Identified public servants are required to make a financial declaration to the commissioner of their own financial interests, and those of specified family members, if all of the following circumstances apply to them:
- They work in a ministry or public body [O. Reg. 381/07, s.10(1)]
- They routinely work on one or more matters that might involve the private sector [O. Reg. 381/07, s.10], and
- They have access to confidential information [O. Reg. 381/07, s.10(1)]
How is the process initiated?
Public servants in ministries who are required to make a financial declaration are notified of this obligation by the Public Service Commission on a yearly basis. Ethics executives in public bodies are encouraged to identify and notify public servants who work in their public body of their duty to make a financial declaration to the commissioner. Public servants who believe they have a duty to make a financial declaration, but have not been so notified, should contact their ethics executive for advice on how to proceed.
The financial declaration form available on the commissioner’s website should be used by all public servants who are required to make a declaration. Financial, banking or investment statements should not be provided at this stage. The form should only be submitted directly to the commissioner via email at firstname.lastname@example.org or mail at the address below.
The Declaration is submitted, now what?
The financial declaration form is first checked for completeness by the commissioner’s office. If the form is incomplete, the public servant will be requested to provide the missing or incorrect information. If the form is complete, the commissioner’s office will conduct an initial review to determine if there are any declarable financial assets. If there are no declarable assets, the commissioner’s office will inform the public servant, and his/her ethics executive, that the public servant has met the compliance requirement of the regulation. At any time during the process, the commissioner may contact other individuals to confirm or supplement the information provided.
If the public servant discloses financial assets, the commissioner’s office will conduct a more detailed assessment of whether the disclosed assets pose risks of conflicts of interest. If no risks are identified, the public servant and his/her ethics executive, are notified accordingly.

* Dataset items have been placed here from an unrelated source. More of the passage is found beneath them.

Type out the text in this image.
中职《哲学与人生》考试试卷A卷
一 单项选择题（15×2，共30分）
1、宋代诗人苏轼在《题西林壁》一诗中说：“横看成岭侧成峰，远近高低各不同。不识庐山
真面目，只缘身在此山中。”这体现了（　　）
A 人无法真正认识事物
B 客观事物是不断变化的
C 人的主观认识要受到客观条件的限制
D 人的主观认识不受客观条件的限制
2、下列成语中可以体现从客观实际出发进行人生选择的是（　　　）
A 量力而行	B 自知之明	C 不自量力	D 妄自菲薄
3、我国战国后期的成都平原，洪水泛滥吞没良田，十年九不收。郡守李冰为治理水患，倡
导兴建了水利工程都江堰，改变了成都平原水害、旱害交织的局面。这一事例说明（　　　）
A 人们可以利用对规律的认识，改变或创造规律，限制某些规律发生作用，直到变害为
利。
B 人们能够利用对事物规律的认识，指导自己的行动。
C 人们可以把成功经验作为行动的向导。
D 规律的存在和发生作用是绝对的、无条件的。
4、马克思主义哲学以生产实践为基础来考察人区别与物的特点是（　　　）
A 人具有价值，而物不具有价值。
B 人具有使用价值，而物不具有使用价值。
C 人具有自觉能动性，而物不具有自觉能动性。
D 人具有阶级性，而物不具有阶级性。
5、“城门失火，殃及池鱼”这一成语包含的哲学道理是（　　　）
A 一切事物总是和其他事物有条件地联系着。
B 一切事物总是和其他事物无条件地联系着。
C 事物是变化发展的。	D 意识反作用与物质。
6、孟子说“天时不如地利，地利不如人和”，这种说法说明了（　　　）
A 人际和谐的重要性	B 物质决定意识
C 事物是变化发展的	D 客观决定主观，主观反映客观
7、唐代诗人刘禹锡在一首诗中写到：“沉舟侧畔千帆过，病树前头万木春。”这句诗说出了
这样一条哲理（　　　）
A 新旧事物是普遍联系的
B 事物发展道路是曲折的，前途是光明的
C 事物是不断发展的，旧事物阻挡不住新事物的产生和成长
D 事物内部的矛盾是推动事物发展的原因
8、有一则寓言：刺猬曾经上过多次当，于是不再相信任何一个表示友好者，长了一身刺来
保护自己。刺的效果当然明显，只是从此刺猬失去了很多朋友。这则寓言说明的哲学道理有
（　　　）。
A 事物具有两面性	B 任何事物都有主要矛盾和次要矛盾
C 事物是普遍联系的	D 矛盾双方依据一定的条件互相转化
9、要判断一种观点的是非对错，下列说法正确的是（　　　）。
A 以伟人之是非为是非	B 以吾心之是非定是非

If there are potential risks of conflict of interests, a further review may be conducted, in which case, additional information may be requested from the public servant as part of this further review. Once the commissioner has all necessary information (including any additional information that may be sought), the commissioner will provide the public servant and the public servant’s ethics executive with an assessment of the potential risks of conflicts of interest and advice about possible measures to ensure compliance with the conflict of interest rules. The letter will reference those financial interests that could create potential risks of conflicts of interest.
What if the Commissioner is my ethics executive?

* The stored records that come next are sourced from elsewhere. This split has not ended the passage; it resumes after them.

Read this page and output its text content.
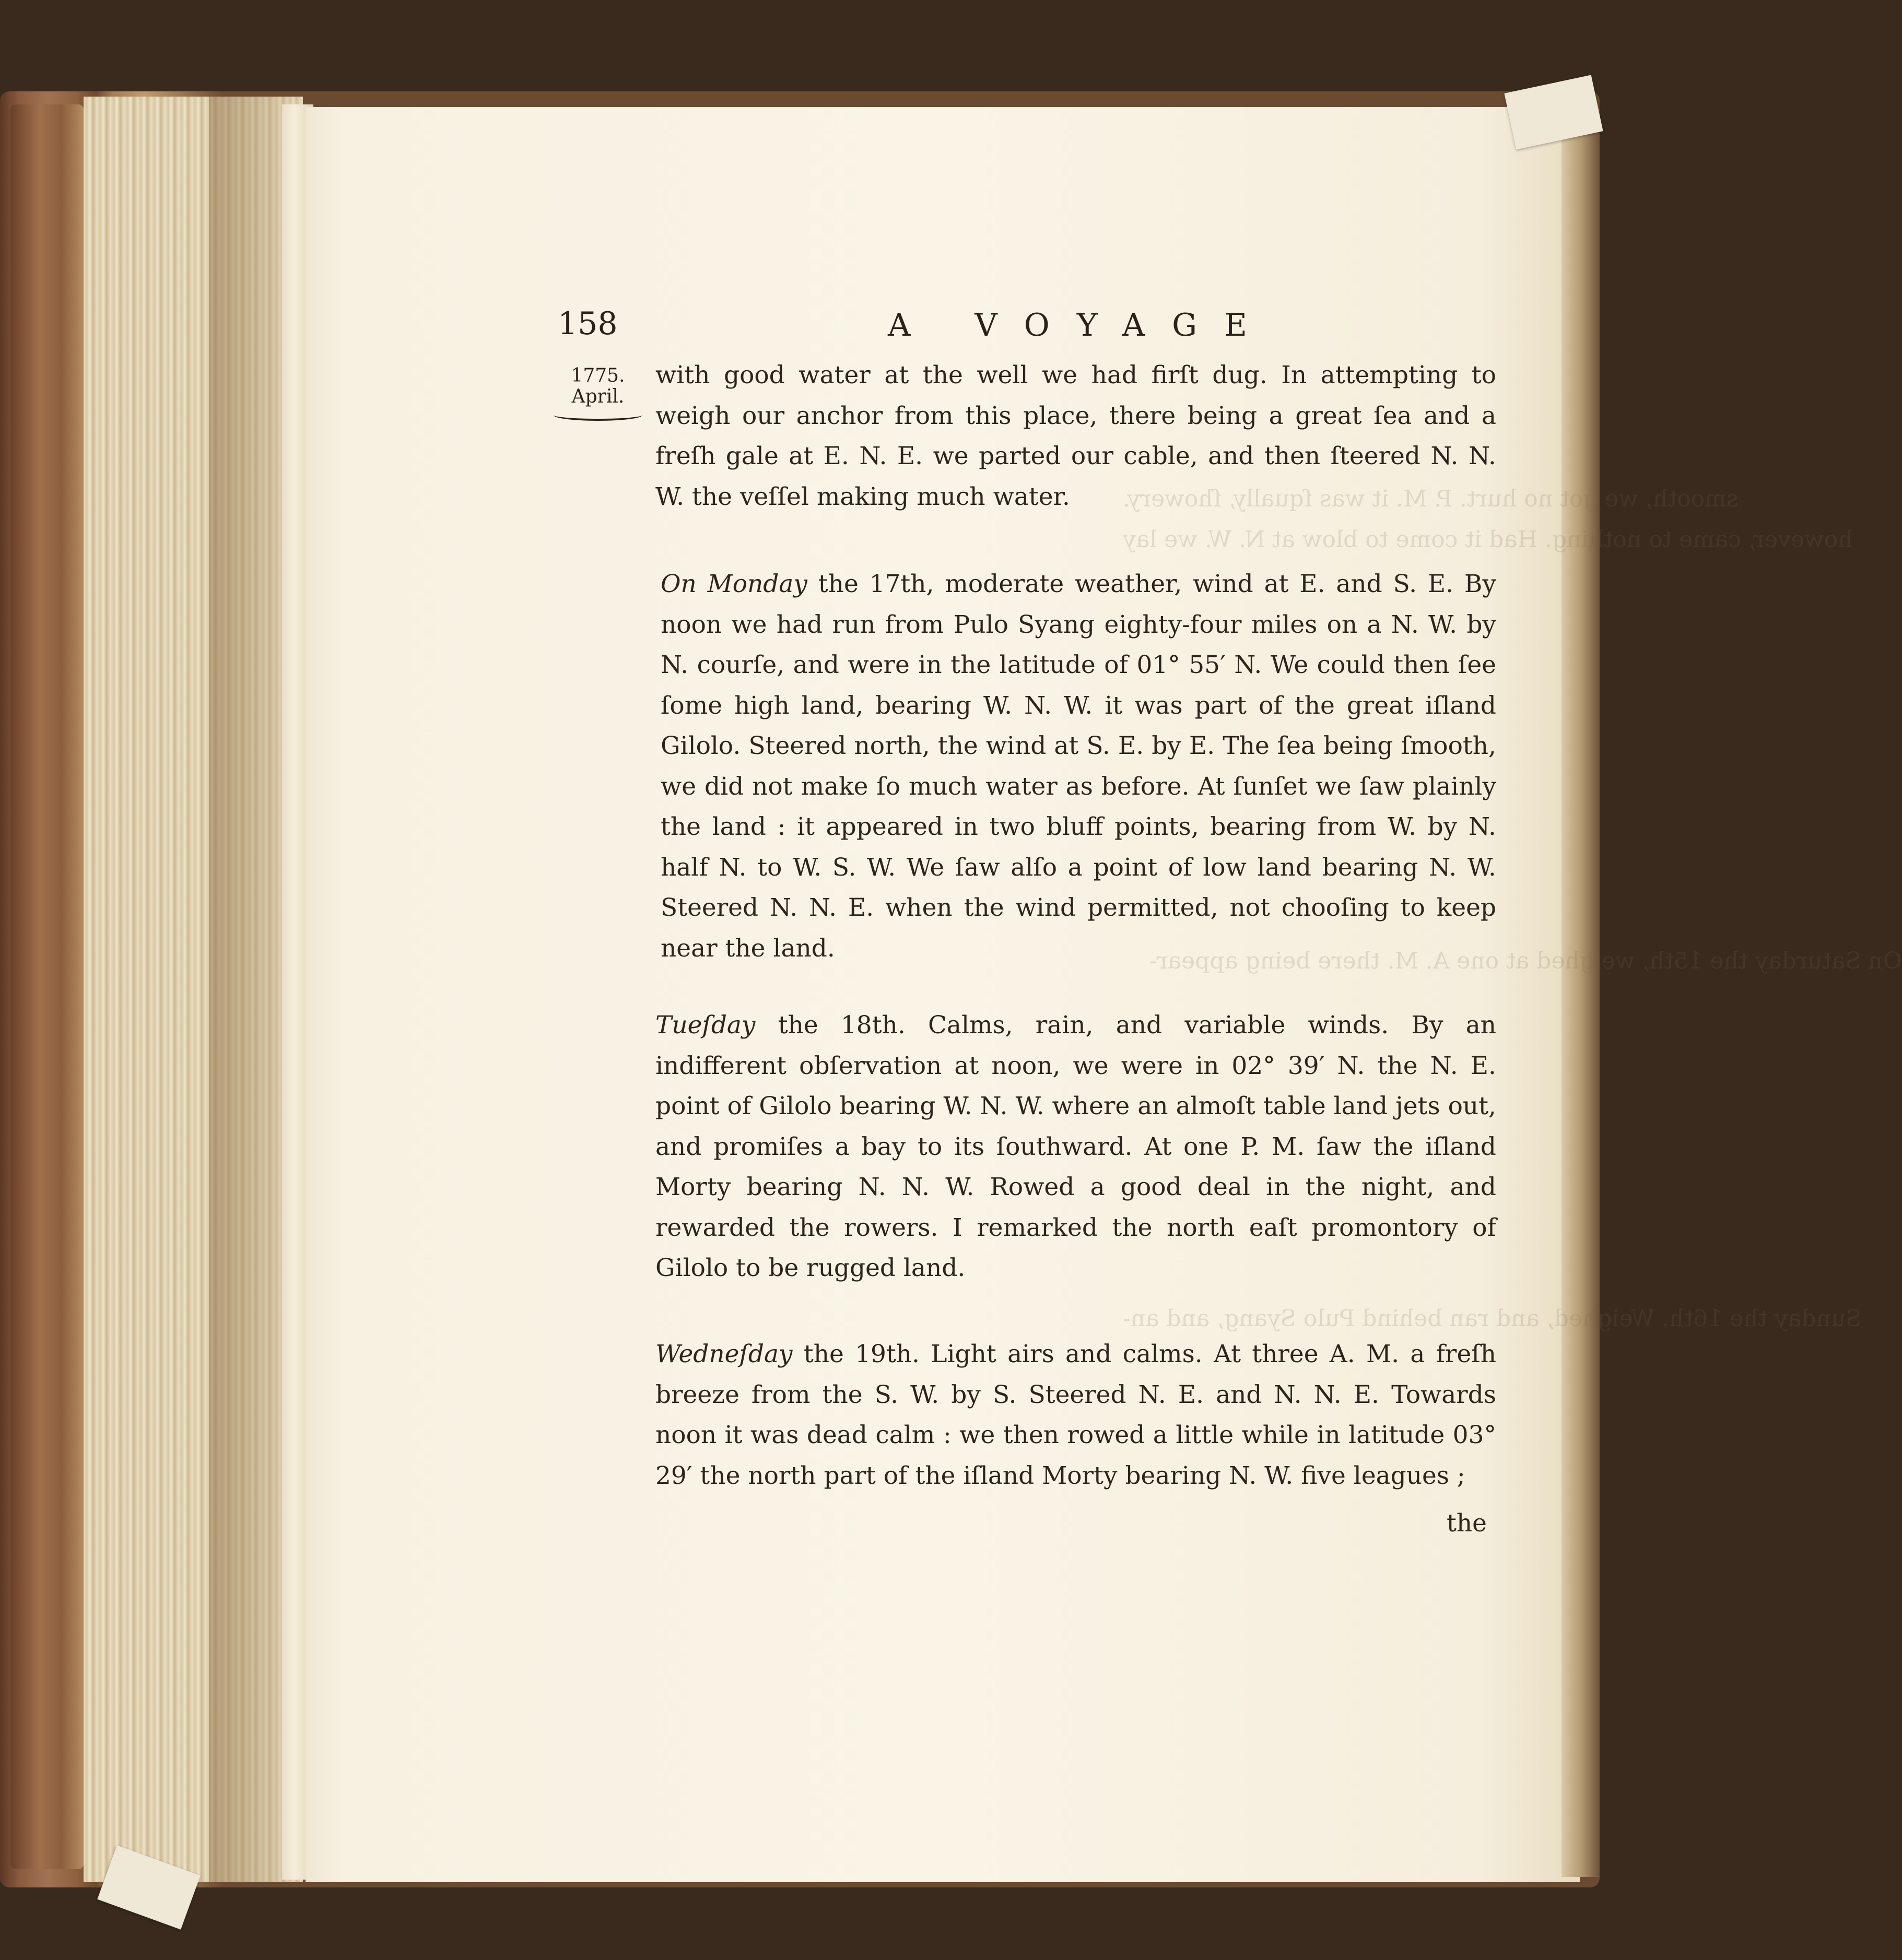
smooth, we got no hurt. P. M. it was ſqually, ſhowery.
however, came to nothing. Had it come to blow at N. W. we lay
On Saturday the 15th, weighed at one A. M. there being appear-
Sunday the 16th. Weighed, and ran behind Pulo Syang, and an-
158	A VOYAGE
1775.
April.

with good water at the well we had firſt dug. In attempting to weigh our anchor from this place, there being a great ſea and a freſh gale at E. N. E. we parted our cable, and then ſteered N. N. W. the veſſel making much water.

On Monday the 17th, moderate weather, wind at E. and S. E. By noon we had run from Pulo Syang eighty-four miles on a N. W. by N. courſe, and were in the latitude of 01° 55′ N. We could then ſee ſome high land, bearing W. N. W. it was part of the great iſland Gilolo. Steered north, the wind at S. E. by E. The ſea being ſmooth, we did not make ſo much water as before. At ſunſet we ſaw plainly the land : it appeared in two bluff points, bearing from W. by N. half N. to W. S. W. We ſaw alſo a point of low land bearing N. W. Steered N. N. E. when the wind permitted, not chooſing to keep near the land.

Tueſday the 18th. Calms, rain, and variable winds. By an indifferent obſervation at noon, we were in 02° 39′ N. the N. E. point of Gilolo bearing W. N. W. where an almoſt table land jets out, and promiſes a bay to its ſouthward. At one P. M. ſaw the iſland Morty bearing N. N. W. Rowed a good deal in the night, and rewarded the rowers. I remarked the north eaſt promontory of Gilolo to be rugged land.

Wedneſday the 19th. Light airs and calms. At three A. M. a freſh breeze from the S. W. by S. Steered N. E. and N. N. E. Towards noon it was dead calm : we then rowed a little while in latitude 03° 29′ the north part of the iſland Morty bearing N. W. five leagues ;

the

If the Commissioner is the public servant’s ethics executive, then the commissioner will make a determination as to whether the public servant’s financial interests raise issues under the conflict of interest rules and give directions about steps to be taken to address the conflicts of interest including transferring of ownership or control of an asset to a neutral third party.
Is financial information treated confidentially?
The commissioner treats the financial information of public servants as confidential. The information is held in a secure manner with controlled access only by authorized staff, and it is not disclosed without the public servant’s consent unless it is necessary to do so to carry out the purposes of the Act or unless it is required by law.